Setting up Livy

Livy is required to preview data and use Estimate Job on remote file connections. It is also required to use the Result Preview feature on the Rule Workbench. This section shows you how to configure Livy for a Kubernetes deployments Collibra DQ.

Steps

  1. To create a Livy pod, perform a Helm upgrade or update the values.yaml file with the following command:
  2. Copy
    --set global.livy.enabled=true

    Tip global.livy.enabled is set to false by default. In order to use Livy, this must be set to true

  3. When the Livy pod is running in Ready status, restart the web pod.
  4. Note The Livy pod will update with the web pod.

  5. Sign in to Collibra DQ.
  6. Click Explorer in the sidebar navigation menu, then click Session Management next to Remote File Connections.
  7. The Session Management dialog opens.

    Note When Livy is unavailable, Session Management appears greyed-out

  8. Enter the required information.
  9. Option Description
    Cores

    The number of executor cores for Spark processing.

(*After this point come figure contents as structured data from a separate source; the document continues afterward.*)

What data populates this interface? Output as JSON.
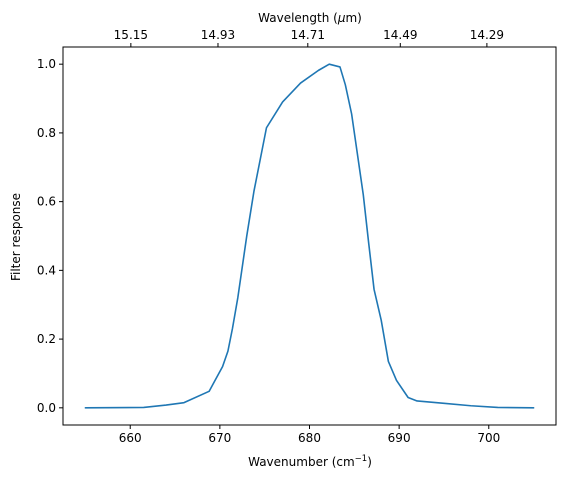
{
  "chart_data": {
    "type": "line",
    "xlabel_main": "Wavenumber (cm",
    "xlabel_sup": "−1",
    "xlabel_close": ")",
    "xlabel_top_main": "Wavelength (",
    "xlabel_top_mu": "μ",
    "xlabel_top_close": "m)",
    "ylabel": "Filter response",
    "xlim": [
      652.5,
      707.5
    ],
    "ylim": [
      -0.05,
      1.05
    ],
    "xticks": [
      660,
      670,
      680,
      690,
      700
    ],
    "xtick_labels": [
      "660",
      "670",
      "680",
      "690",
      "700"
    ],
    "yticks": [
      0.0,
      0.2,
      0.4,
      0.6,
      0.8,
      1.0
    ],
    "ytick_labels": [
      "0.0",
      "0.2",
      "0.4",
      "0.6",
      "0.8",
      "1.0"
    ],
    "top_ticks": [
      {
        "label": "15.15",
        "wavenumber": 660.07
      },
      {
        "label": "14.93",
        "wavenumber": 669.79
      },
      {
        "label": "14.71",
        "wavenumber": 679.81
      },
      {
        "label": "14.49",
        "wavenumber": 690.13
      },
      {
        "label": "14.29",
        "wavenumber": 699.79
      }
    ],
    "series": [
      {
        "color": "#1f77b4",
        "x": [
          655,
          661.5,
          664,
          666,
          668.8,
          670.3,
          670.9,
          671.4,
          672,
          673,
          673.8,
          675.2,
          677,
          679,
          681,
          682.2,
          683.4,
          684,
          684.7,
          686,
          686.6,
          687.2,
          688,
          688.8,
          689.7,
          691,
          692,
          695,
          698,
          701,
          705
        ],
        "y": [
          0.0,
          0.001,
          0.008,
          0.015,
          0.048,
          0.12,
          0.165,
          0.23,
          0.32,
          0.5,
          0.63,
          0.815,
          0.89,
          0.945,
          0.982,
          1.0,
          0.992,
          0.94,
          0.855,
          0.62,
          0.48,
          0.345,
          0.255,
          0.135,
          0.08,
          0.03,
          0.02,
          0.013,
          0.006,
          0.001,
          0.0
        ]
      }
    ],
    "grid": false,
    "legend": false
  },
  "colors": {
    "line": "#1f77b4",
    "axes": "#000000",
    "background": "#ffffff"
  }
}
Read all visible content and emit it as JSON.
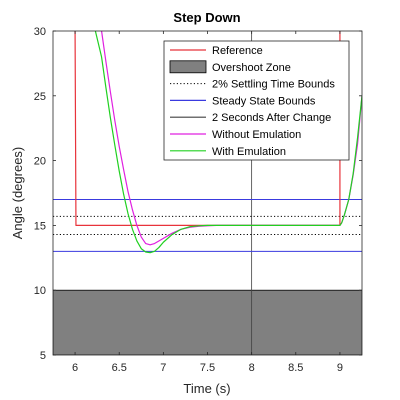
{
  "chart_data": {
    "type": "line",
    "title": "Step Down",
    "xlabel": "Time (s)",
    "ylabel": "Angle (degrees)",
    "xlim": [
      5.75,
      9.25
    ],
    "ylim": [
      5,
      30
    ],
    "xticks": [
      6,
      6.5,
      7,
      7.5,
      8,
      8.5,
      9
    ],
    "xtick_labels": [
      "6",
      "6.5",
      "7",
      "7.5",
      "8",
      "8.5",
      "9"
    ],
    "yticks": [
      5,
      10,
      15,
      20,
      25,
      30
    ],
    "ytick_labels": [
      "5",
      "10",
      "15",
      "20",
      "25",
      "30"
    ],
    "grid": false,
    "legend_location": "top-right",
    "legend": [
      {
        "label": "Reference",
        "color": "#e8333b",
        "style": "line"
      },
      {
        "label": "Overshoot Zone",
        "color": "#808080",
        "style": "patch"
      },
      {
        "label": "2% Settling Time Bounds",
        "color": "#000000",
        "style": "dotted"
      },
      {
        "label": "Steady State Bounds",
        "color": "#3a3adf",
        "style": "line"
      },
      {
        "label": "2 Seconds After Change",
        "color": "#404040",
        "style": "line"
      },
      {
        "label": "Without Emulation",
        "color": "#e020e0",
        "style": "line"
      },
      {
        "label": "With Emulation",
        "color": "#20d020",
        "style": "line"
      }
    ],
    "overshoot_zone": {
      "y_from": 5,
      "y_to": 10,
      "color": "#808080"
    },
    "settling_bounds": [
      15.7,
      14.3
    ],
    "steady_state_bounds": [
      17,
      13
    ],
    "change_marker_x": 8,
    "series": [
      {
        "name": "Reference",
        "color": "#e8333b",
        "x": [
          6.0,
          6.0,
          6.01,
          9.0,
          9.0
        ],
        "y": [
          30,
          30,
          15,
          15,
          30
        ]
      },
      {
        "name": "Without Emulation",
        "color": "#e020e0",
        "x": [
          6.3,
          6.35,
          6.4,
          6.45,
          6.5,
          6.55,
          6.6,
          6.65,
          6.7,
          6.75,
          6.8,
          6.85,
          6.9,
          7.0,
          7.1,
          7.2,
          7.3,
          7.4,
          7.5,
          7.6,
          7.7,
          8.0,
          8.5,
          8.9,
          9.0,
          9.02,
          9.05,
          9.1,
          9.15,
          9.2,
          9.25
        ],
        "y": [
          30.0,
          27.6,
          25.3,
          23.1,
          21.1,
          19.3,
          17.6,
          16.2,
          15.0,
          14.1,
          13.6,
          13.5,
          13.6,
          14.0,
          14.4,
          14.7,
          14.85,
          14.93,
          14.97,
          15.0,
          15.0,
          15.0,
          15.0,
          15.0,
          15.0,
          15.2,
          15.8,
          17.0,
          18.9,
          21.3,
          25.0
        ]
      },
      {
        "name": "With Emulation",
        "color": "#20d020",
        "x": [
          6.23,
          6.3,
          6.35,
          6.4,
          6.45,
          6.5,
          6.55,
          6.6,
          6.65,
          6.7,
          6.75,
          6.8,
          6.85,
          6.9,
          6.95,
          7.0,
          7.1,
          7.2,
          7.3,
          7.4,
          7.5,
          7.6,
          8.0,
          8.5,
          8.9,
          9.0,
          9.02,
          9.05,
          9.1,
          9.15,
          9.2,
          9.25
        ],
        "y": [
          30.0,
          28.0,
          25.6,
          23.3,
          21.2,
          19.2,
          17.4,
          15.9,
          14.7,
          13.8,
          13.2,
          12.95,
          12.9,
          13.0,
          13.3,
          13.7,
          14.3,
          14.7,
          14.9,
          14.97,
          15.0,
          15.0,
          15.0,
          15.0,
          15.0,
          15.0,
          15.2,
          15.8,
          17.0,
          19.0,
          21.8,
          25.0
        ]
      }
    ]
  }
}
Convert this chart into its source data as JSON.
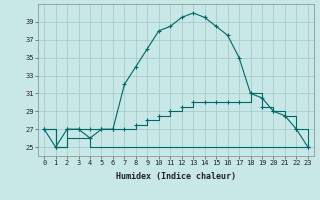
{
  "xlabel": "Humidex (Indice chaleur)",
  "background_color": "#c8e8e8",
  "grid_color": "#a8cccc",
  "line_color": "#006666",
  "x_values": [
    0,
    1,
    2,
    3,
    4,
    5,
    6,
    7,
    8,
    9,
    10,
    11,
    12,
    13,
    14,
    15,
    16,
    17,
    18,
    19,
    20,
    21,
    22,
    23
  ],
  "line1": [
    27,
    25,
    27,
    27,
    26,
    27,
    27,
    32,
    34,
    36,
    38,
    38.5,
    39.5,
    40,
    39.5,
    38.5,
    37.5,
    35,
    31,
    30.5,
    29,
    28.5,
    27,
    25
  ],
  "line2": [
    27,
    25,
    27,
    27,
    27,
    27,
    27,
    27,
    27.5,
    28,
    28.5,
    29,
    29.5,
    30,
    30,
    30,
    30,
    30,
    31,
    29.5,
    29,
    28.5,
    27,
    25
  ],
  "line3": [
    27,
    25,
    26,
    26,
    25,
    25,
    25,
    25,
    25,
    25,
    25,
    25,
    25,
    25,
    25,
    25,
    25,
    25,
    25,
    25,
    25,
    25,
    25,
    25
  ],
  "ylim": [
    24,
    41
  ],
  "xlim": [
    -0.5,
    23.5
  ],
  "yticks": [
    25,
    27,
    29,
    31,
    33,
    35,
    37,
    39
  ],
  "xticks": [
    0,
    1,
    2,
    3,
    4,
    5,
    6,
    7,
    8,
    9,
    10,
    11,
    12,
    13,
    14,
    15,
    16,
    17,
    18,
    19,
    20,
    21,
    22,
    23
  ]
}
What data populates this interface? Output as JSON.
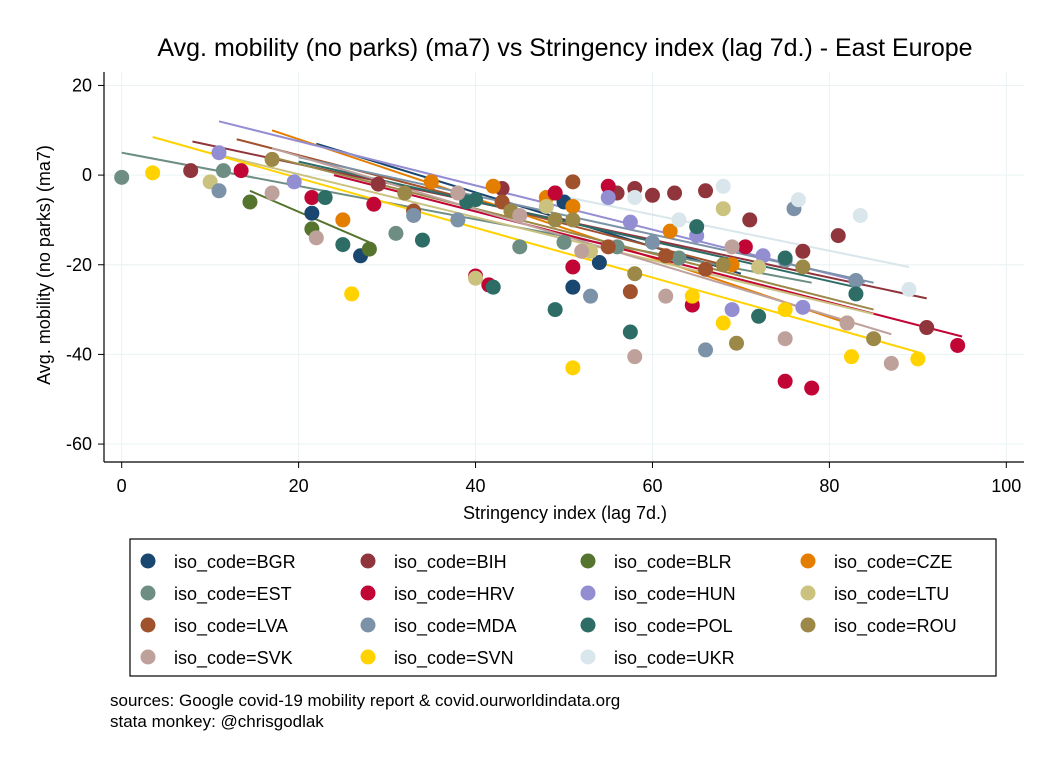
{
  "chart_data": {
    "type": "scatter",
    "title": "Avg. mobility (no parks) (ma7) vs Stringency index (lag 7d.) - East Europe",
    "xlabel": "Stringency index (lag 7d.)",
    "ylabel": "Avg. mobility (no parks) (ma7)",
    "xlim": [
      -2,
      102
    ],
    "ylim": [
      -64,
      23
    ],
    "xticks": [
      0,
      20,
      40,
      60,
      80,
      100
    ],
    "yticks": [
      20,
      0,
      -20,
      -40,
      -60
    ],
    "grid": true,
    "legend_position": "bottom",
    "legend_prefix": "iso_code=",
    "series": [
      {
        "name": "BGR",
        "color": "#1a476f",
        "points": [
          [
            21.5,
            -8.5
          ],
          [
            27,
            -18
          ],
          [
            50,
            -6
          ],
          [
            51,
            -25
          ],
          [
            54,
            -19.5
          ]
        ],
        "fit": [
          [
            22,
            7
          ],
          [
            70,
            -22
          ]
        ]
      },
      {
        "name": "BIH",
        "color": "#90353b",
        "points": [
          [
            7.8,
            1
          ],
          [
            29,
            -2
          ],
          [
            43,
            -3
          ],
          [
            49,
            -4
          ],
          [
            56,
            -4
          ],
          [
            58,
            -3
          ],
          [
            60,
            -4.5
          ],
          [
            62.5,
            -4
          ],
          [
            66,
            -3.5
          ],
          [
            71,
            -10
          ],
          [
            77,
            -17
          ],
          [
            81,
            -13.5
          ],
          [
            91,
            -34
          ]
        ],
        "fit": [
          [
            8,
            7.5
          ],
          [
            91,
            -27.5
          ]
        ]
      },
      {
        "name": "BLR",
        "color": "#55752f",
        "points": [
          [
            14.5,
            -6
          ],
          [
            21.5,
            -12
          ],
          [
            28,
            -16.5
          ]
        ],
        "fit": [
          [
            14.5,
            -3.5
          ],
          [
            28,
            -15
          ]
        ]
      },
      {
        "name": "CZE",
        "color": "#e37e00",
        "points": [
          [
            25,
            -10
          ],
          [
            35,
            -1.5
          ],
          [
            42,
            -2.5
          ],
          [
            48,
            -5
          ],
          [
            51,
            -7
          ],
          [
            62,
            -12.5
          ],
          [
            69,
            -20
          ],
          [
            82,
            -33
          ]
        ],
        "fit": [
          [
            17,
            10
          ],
          [
            82,
            -33
          ]
        ]
      },
      {
        "name": "EST",
        "color": "#6e8e84",
        "points": [
          [
            0,
            -0.5
          ],
          [
            11.5,
            1
          ],
          [
            31,
            -13
          ],
          [
            45,
            -16
          ],
          [
            50,
            -15
          ],
          [
            56,
            -16
          ],
          [
            63,
            -18.5
          ]
        ],
        "fit": [
          [
            0,
            5
          ],
          [
            78,
            -24
          ]
        ]
      },
      {
        "name": "HRV",
        "color": "#c10534",
        "points": [
          [
            13.5,
            1
          ],
          [
            21.5,
            -5
          ],
          [
            28.5,
            -6.5
          ],
          [
            40,
            -22.5
          ],
          [
            41.5,
            -24.5
          ],
          [
            49,
            -4
          ],
          [
            51,
            -20.5
          ],
          [
            55,
            -2.5
          ],
          [
            64.5,
            -29
          ],
          [
            70.5,
            -16
          ],
          [
            75,
            -46
          ],
          [
            78,
            -47.5
          ],
          [
            94.5,
            -38
          ]
        ],
        "fit": [
          [
            24,
            0
          ],
          [
            95,
            -36
          ]
        ]
      },
      {
        "name": "HUN",
        "color": "#938dd2",
        "points": [
          [
            11,
            5
          ],
          [
            19.5,
            -1.5
          ],
          [
            55,
            -5
          ],
          [
            57.5,
            -10.5
          ],
          [
            65,
            -13.5
          ],
          [
            69,
            -30
          ],
          [
            72.5,
            -18
          ],
          [
            77,
            -29.5
          ]
        ],
        "fit": [
          [
            11,
            12
          ],
          [
            84,
            -24
          ]
        ]
      },
      {
        "name": "LTU",
        "color": "#cac27e",
        "points": [
          [
            10,
            -1.5
          ],
          [
            40,
            -23
          ],
          [
            48,
            -7
          ],
          [
            53,
            -17
          ],
          [
            68,
            -7.5
          ],
          [
            72,
            -20.5
          ],
          [
            82,
            -33
          ]
        ],
        "fit": [
          [
            10,
            5
          ],
          [
            85,
            -31
          ]
        ]
      },
      {
        "name": "LVA",
        "color": "#a0522d",
        "points": [
          [
            33,
            -8
          ],
          [
            43,
            -6
          ],
          [
            51,
            -1.5
          ],
          [
            55,
            -16
          ],
          [
            57.5,
            -26
          ],
          [
            61.5,
            -18
          ],
          [
            66,
            -21
          ]
        ],
        "fit": [
          [
            13,
            8
          ],
          [
            68,
            -20
          ]
        ]
      },
      {
        "name": "MDA",
        "color": "#7b92a8",
        "points": [
          [
            11,
            -3.5
          ],
          [
            33,
            -9
          ],
          [
            38,
            -10
          ],
          [
            53,
            -27
          ],
          [
            60,
            -15
          ],
          [
            66,
            -39
          ],
          [
            75,
            -19
          ],
          [
            76,
            -7.5
          ],
          [
            83,
            -23.5
          ]
        ],
        "fit": [
          [
            20,
            4
          ],
          [
            85,
            -24
          ]
        ]
      },
      {
        "name": "POL",
        "color": "#2d6d66",
        "points": [
          [
            23,
            -5
          ],
          [
            25,
            -15.5
          ],
          [
            34,
            -14.5
          ],
          [
            39,
            -6
          ],
          [
            40,
            -5.5
          ],
          [
            42,
            -25
          ],
          [
            49,
            -30
          ],
          [
            57.5,
            -35
          ],
          [
            65,
            -11.5
          ],
          [
            72,
            -31.5
          ],
          [
            75,
            -18.5
          ],
          [
            83,
            -26.5
          ]
        ],
        "fit": [
          [
            20,
            3
          ],
          [
            83,
            -25
          ]
        ]
      },
      {
        "name": "ROU",
        "color": "#9c8847",
        "points": [
          [
            17,
            3.5
          ],
          [
            32,
            -4
          ],
          [
            44,
            -8
          ],
          [
            49,
            -10
          ],
          [
            51,
            -10
          ],
          [
            58,
            -22
          ],
          [
            68,
            -20
          ],
          [
            69.5,
            -37.5
          ],
          [
            77,
            -20.5
          ],
          [
            85,
            -36.5
          ]
        ],
        "fit": [
          [
            17,
            4
          ],
          [
            85,
            -30
          ]
        ]
      },
      {
        "name": "SVK",
        "color": "#bfa19c",
        "points": [
          [
            17,
            -4
          ],
          [
            22,
            -14
          ],
          [
            38,
            -4
          ],
          [
            45,
            -9
          ],
          [
            52,
            -17
          ],
          [
            58,
            -40.5
          ],
          [
            61.5,
            -27
          ],
          [
            69,
            -16
          ],
          [
            75,
            -36.5
          ],
          [
            82,
            -33
          ],
          [
            87,
            -42
          ]
        ],
        "fit": [
          [
            17,
            6
          ],
          [
            87,
            -35.5
          ]
        ]
      },
      {
        "name": "SVN",
        "color": "#ffd200",
        "points": [
          [
            3.5,
            0.5
          ],
          [
            26,
            -26.5
          ],
          [
            51,
            -43
          ],
          [
            64.5,
            -27
          ],
          [
            68,
            -33
          ],
          [
            75,
            -30
          ],
          [
            82.5,
            -40.5
          ],
          [
            90,
            -41
          ]
        ],
        "fit": [
          [
            3.5,
            8.5
          ],
          [
            90,
            -39.5
          ]
        ]
      },
      {
        "name": "UKR",
        "color": "#d9e6eb",
        "points": [
          [
            58,
            -5
          ],
          [
            63,
            -10
          ],
          [
            68,
            -2.5
          ],
          [
            76.5,
            -5.5
          ],
          [
            83.5,
            -9
          ],
          [
            89,
            -25.5
          ]
        ],
        "fit": [
          [
            48,
            -4
          ],
          [
            89,
            -20.5
          ]
        ]
      }
    ]
  },
  "notes": {
    "sources": "sources: Google covid-19 mobility report & covid.ourworldindata.org",
    "author": "stata monkey: @chrisgodlak"
  }
}
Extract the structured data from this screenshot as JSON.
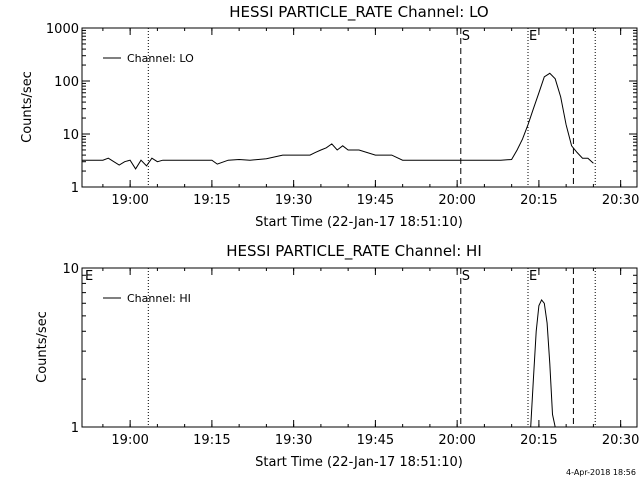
{
  "footer": {
    "stamp": "4-Apr-2018 18:56"
  },
  "chart_data": [
    {
      "type": "line",
      "title": "HESSI PARTICLE_RATE Channel: LO",
      "xlabel": "Start Time (22-Jan-17 18:51:10)",
      "ylabel": "Counts/sec",
      "x_unit": "time (HH:MM)",
      "xlim": [
        "18:51:10",
        "20:33:00"
      ],
      "ylim": [
        1,
        1000
      ],
      "yscale": "log",
      "xticks": [
        "19:00",
        "19:15",
        "19:30",
        "19:45",
        "20:00",
        "20:15",
        "20:30"
      ],
      "yticks": [
        1,
        10,
        100,
        1000
      ],
      "ytick_labels": [
        "1",
        "10",
        "100",
        "1000"
      ],
      "grid": false,
      "legend": {
        "position": "top-left",
        "entries": [
          "Channel: LO"
        ]
      },
      "markers": [
        {
          "label": "",
          "time": "19:03:20",
          "style": "dotted"
        },
        {
          "label": "S",
          "time": "20:00:40",
          "style": "dashed"
        },
        {
          "label": "E",
          "time": "20:13:00",
          "style": "dotted"
        },
        {
          "label": "",
          "time": "20:21:20",
          "style": "dashed"
        },
        {
          "label": "",
          "time": "20:25:20",
          "style": "dotted"
        }
      ],
      "series": [
        {
          "name": "Channel: LO",
          "x": [
            "18:51:10",
            "18:55",
            "18:56",
            "18:58",
            "18:59",
            "19:00",
            "19:01",
            "19:02",
            "19:03",
            "19:04",
            "19:05",
            "19:06",
            "19:08",
            "19:10",
            "19:12",
            "19:15",
            "19:16",
            "19:18",
            "19:20",
            "19:22",
            "19:25",
            "19:28",
            "19:30",
            "19:33",
            "19:34",
            "19:35",
            "19:36",
            "19:37",
            "19:38",
            "19:39",
            "19:40",
            "19:42",
            "19:45",
            "19:48",
            "19:50",
            "19:55",
            "20:00",
            "20:02",
            "20:05",
            "20:08",
            "20:10",
            "20:11",
            "20:12",
            "20:13",
            "20:14",
            "20:15",
            "20:16",
            "20:17",
            "20:18",
            "20:19",
            "20:20",
            "20:21",
            "20:22",
            "20:23",
            "20:24",
            "20:25"
          ],
          "y": [
            3.2,
            3.2,
            3.5,
            2.6,
            3.0,
            3.2,
            2.2,
            3.2,
            2.5,
            3.5,
            3.0,
            3.2,
            3.2,
            3.2,
            3.2,
            3.2,
            2.7,
            3.2,
            3.3,
            3.2,
            3.4,
            4.0,
            4.0,
            4.0,
            4.5,
            5.0,
            5.5,
            6.5,
            5.0,
            6.0,
            5.0,
            5.0,
            4.0,
            4.0,
            3.2,
            3.2,
            3.2,
            3.2,
            3.2,
            3.2,
            3.3,
            5.0,
            8.0,
            15,
            30,
            60,
            120,
            140,
            110,
            50,
            15,
            6,
            4.5,
            3.5,
            3.5,
            2.8
          ]
        }
      ]
    },
    {
      "type": "line",
      "title": "HESSI PARTICLE_RATE Channel: HI",
      "xlabel": "Start Time (22-Jan-17 18:51:10)",
      "ylabel": "Counts/sec",
      "x_unit": "time (HH:MM)",
      "xlim": [
        "18:51:10",
        "20:33:00"
      ],
      "ylim": [
        1,
        10
      ],
      "yscale": "log",
      "xticks": [
        "19:00",
        "19:15",
        "19:30",
        "19:45",
        "20:00",
        "20:15",
        "20:30"
      ],
      "yticks": [
        1,
        10
      ],
      "ytick_labels": [
        "1",
        "10"
      ],
      "grid": false,
      "legend": {
        "position": "top-left",
        "entries": [
          "Channel: HI"
        ]
      },
      "markers": [
        {
          "label": "E",
          "time": "18:51:10",
          "style": "none"
        },
        {
          "label": "",
          "time": "19:03:20",
          "style": "dotted"
        },
        {
          "label": "S",
          "time": "20:00:40",
          "style": "dashed"
        },
        {
          "label": "E",
          "time": "20:13:00",
          "style": "dotted"
        },
        {
          "label": "",
          "time": "20:21:20",
          "style": "dashed"
        },
        {
          "label": "",
          "time": "20:25:20",
          "style": "dotted"
        }
      ],
      "series": [
        {
          "name": "Channel: HI",
          "x": [
            "20:13:30",
            "20:14:00",
            "20:14:30",
            "20:15:00",
            "20:15:30",
            "20:16:00",
            "20:16:30",
            "20:17:00",
            "20:17:30",
            "20:18:00"
          ],
          "y": [
            1.0,
            2.0,
            4.0,
            5.8,
            6.3,
            6.0,
            4.5,
            2.5,
            1.2,
            1.0
          ]
        }
      ]
    }
  ]
}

    The default value is 1.

    Memory

    The amount of RAM allocated as storage during Spark processing.

    Allocate at least 1 GB of memory per Livy pod.

    Workers

    The number of Livy sessions available in a Spark cluster for Livy to distribute processing tasks.

    When you increase the number of workers, an additional Livy session is created for each additional worker you specify. For example, if you increase your workers from 1 to 3, then 2 additional Livy sessions are created for a total of 3.

    The minimum value is 1.

    Tip Set the memory and worker values based on your file size. For larger files, you may need to increase the memory and workers. We do not recommend increasing the number of cores to a value greater than 1.

  10. Click Update Session.
  11. A confirmation message appears and asks you to acknowledge that all cached preview data will be evicted.
  12. Create a DQ Job on a Remote File Connection.

Troubleshooting Livy

  • If Livy does not show RUNNING status in the session manager, you can validate that pods are available with the following command:
Copy
$ kubectl get pods
  • If you find that there are errors or data does not load on the Load File step, this may indicate an issue with Livy. You can try to update the session. If there are ongoing issues, you can terminate your session from Session Management Terminate Session.